The types of tests that may be needed to diagnose Locked-in Syndrome include: - Brain imaging tests such as CT scans or MRI to provide detailed pictures of the brain - CT or MR angiography to look for the cause of the condition, such as a stroke or tear in an artery - Examination of the cerebrospinal fluid to find infections or autoimmune diseases - Electromyography and nerve conduction studies to measure the electrical activity of muscles and speed of nerve signals - EEG to study brain activity, sleep patterns, and attention levels - Infrared eye movement sensors or computer-modulated voice prosthetics to assess language comprehension and orientation - Blood tests, such as metabolic panels, to check for abnormal levels of sodium and signs of infection.

Locked-in Syndrome is treated by first addressing the underlying cause of the condition. This may involve ensuring that the person can breathe properly, has sufficient oxygen levels, and a normal heart rate. If the cause is a stroke, standard stroke treatments such as clot removal may be used. In cases where a tumor or infection is responsible, surgical removal or antibiotics may be employed. Treatment for diseases that damage nerve cells may involve restoring sodium levels, monitoring breathing, and using therapies such as immune protein infusions or blood plasma exchange. In the long term, therapy is used to improve movement, with a focus on physical, respiratory, and speech therapy, as well as the use of technology like eye movement sensors and computer-based voice devices.

The side effects when treating Locked-in Syndrome include multiple infections from the hospital setting, pneumonia due to long-term use of a breathing tube, urinary tract infections from using a catheter, and blood clots in deep veins and bedsores due to prolonged bed rest. Additionally, patients may experience difficulty swallowing, breathing trouble, and control issues over bladder and bowel movements in the long term.
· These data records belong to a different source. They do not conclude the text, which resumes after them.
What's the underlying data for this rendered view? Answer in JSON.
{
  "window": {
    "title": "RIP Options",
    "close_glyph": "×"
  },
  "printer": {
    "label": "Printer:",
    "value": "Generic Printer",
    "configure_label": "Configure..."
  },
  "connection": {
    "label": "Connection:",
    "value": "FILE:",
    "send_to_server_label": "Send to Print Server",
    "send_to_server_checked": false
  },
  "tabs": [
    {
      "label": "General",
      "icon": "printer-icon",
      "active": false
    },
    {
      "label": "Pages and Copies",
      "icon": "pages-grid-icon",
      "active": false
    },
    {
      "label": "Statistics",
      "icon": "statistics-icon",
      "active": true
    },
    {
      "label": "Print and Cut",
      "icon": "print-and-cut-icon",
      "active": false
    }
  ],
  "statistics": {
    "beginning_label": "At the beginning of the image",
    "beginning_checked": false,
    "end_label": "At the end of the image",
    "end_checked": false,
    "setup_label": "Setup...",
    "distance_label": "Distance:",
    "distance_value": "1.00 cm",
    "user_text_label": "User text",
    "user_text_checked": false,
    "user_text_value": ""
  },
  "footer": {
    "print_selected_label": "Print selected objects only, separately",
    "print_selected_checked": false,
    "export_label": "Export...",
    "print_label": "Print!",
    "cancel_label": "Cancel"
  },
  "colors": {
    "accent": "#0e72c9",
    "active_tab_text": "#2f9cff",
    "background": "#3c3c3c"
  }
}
The prognosis for Locked-in Syndrome can vary greatly depending on the cause of the condition. In general, the survival rates for Locked-in Syndrome are low, with a mortality rate of 60% in historical studies. Patients who have Locked-in Syndrome due to blood vessel issues have a higher mortality rate of 67%, while those with other causes have a lower survival rate of 41%. Recovery from Locked-in Syndrome also varies, with some patients showing no recovery, while others may have minimal, moderate, or full recovery of physical abilities.

A neurologist or a neurosurgeon would be the appropriate type of doctor to see for Locked-in Syndrome.